Ali Larijani, 50 ans, président du Parlement iranien. Chef des gardiens de la révolution dans les années 1980, il a été de 2005 à 2007 le principal interlocuteur des Occidentaux dans le dossier du nucléaire iranien. Issu du camp ultraconservateur, ce proche du guide suprême, Ali Khamenei, se pose en rival de Mahmoud Ahmadinejad pour l’élection présidentielle de 2009.
Après plusieurs semaines de tergiversations dans le milieu politico-médiatique, les députés de la majorité conservatrice du Parlement [le huitième depuis la fondation de la République islamique, en 1979]ont choisi Ali Larijani comme candidat à la présidence du nouveau Majlis [c’est le nom du Parlement – les législatives ont eu lieu les 14 mars et 21 avril]. Les partis conservateurs étant majoritaires à l’Assemblée, l’ancien responsable du dossier nucléaire a été élu sans difficulté, le 27 mai.
Mais pourquoi ce choix de Larijani est-il une bonne nouvelle ? Les députés, qui constituent un concentré du peuple, ont eu le sentiment que celui-ci attendait un changement dans la situation actuelle du pays. En désignant un homme politique tel qu’Ali Larijani, ils satisfont donc sa volonté. Ce choix est un message pour le Parlement sortant, qui avait tendance à suivre inconditionnellement les propositions du gouvernement [de Mahmoud Ahmadinejad], sauf dans les derniers mois.
Bien entendu, le but de Larijani et de la majorité des députés du Majlis n’est pas la confrontation avec le gouvernement. Si Larijani n’approuvait pas le gouvernement, il n’aurait pas accepté [en 2005]le poste de secrétaire du Conseil suprême de la sécurité nationale [qui détermine la politique de sécurité et de défense]. De plus, le guide suprême Ali Khamenei n’apprécie pas une atmosphère de confrontation et il est naturel que Larijani, un proche du guide, souscrive à ce point de vue. Cependant, on ne peut pas nier qu’il ait quelques divergences de vues avec le gouvernement actuel [il avait subitement quitté son poste de négociateur en octobre 2007, en raison de désaccords avec le président sur la politique nucléaire]. L’une des missions essentielles du Parlement est d’œuvrer au prestige extérieur de l’Iran, un rôle qui a été quelque peu négligé ces derniers temps.

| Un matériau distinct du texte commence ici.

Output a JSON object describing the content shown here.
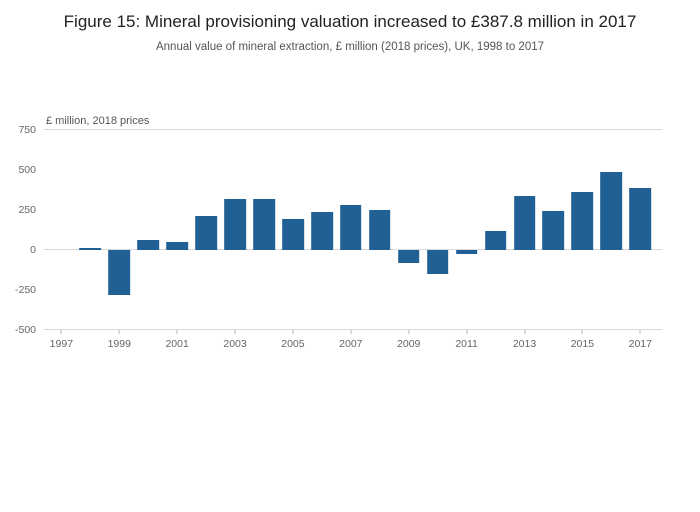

Lorsque Akhbar Hachemi Rafsandjani était président du Parlement [1980-1988], celui-ci avait une place plus importante dans la vie politique du pays. Même des sujets importants, comme le destin des otages américains [retenus à l’ambassade des Etats-Unis du 4 novembre 1979 au 20 janvier 1981], ont été discutés là-bas.
Etant donné la réputation internationale qu’Ali Larijani a acquise, il a la volonté et le pouvoir d’accroître le prestige du Parlement iranien. Lors de son expérience au Conseil suprême de la sécurité nationale, le prestige de ce conseil a globalement augmenté, et l’on peut s’attendre à ce que la même chose se produise au Parlement.
L’expérience de Larijani au Conseil suprême de la sécurité nationale est un savoir-faire reconnu et bien considéré non seulement à l’intérieur mais aussi à l’extérieur, et particulièrement en Europe et aux Etats-Unis. Les Occidentaux comprennent le langage de Larijani [au contraire de celui d’Ahmadinejad]. Autant le président de la République est une figure connue parmi les peuples musulmans et les masses pauvres, autant Larijani est une personnalité bien établie dans le domaine de la diplomatie et des discussions politiques, surtout en Europe. Une partie du déficit de la diplomatie iranienne sera compensée, surtout à un moment sensible pour le dossier du nucléaire, car les Européens souhaitent nous soumettre une nouvelle proposition [pour obtenir la suspension de l’enrichissement d’uranium en Iran]. La présence de Larijani aux côtés du président de la République peut être très profitable. Même si les Européens ne voient pas en Larijani un critique d’Ahmadinejad, ils voient la différence entre leurs deux systèmes de pensée. Il faut néanmoins savoir que ces deux personnes appartiennent au même front, celui des ultraconservateurs. Les deux hommes n’ont pas de bonnes relations avec le courant des réformateurs, qui a la faveur des Européens.
Les deux hommes ont aussi l’avantage de se compléter parfaitement : l’un est partisan de davantage de discussions [Larijani] et l’autre [Ahmadinejad] insiste sur la fermeté. Les Européens seront maintenant face à un duo qui aura une oreille pour écouter, au lieu d’être uniquement face à une personne qui n’est même pas prête à entendre le son de leurs voix.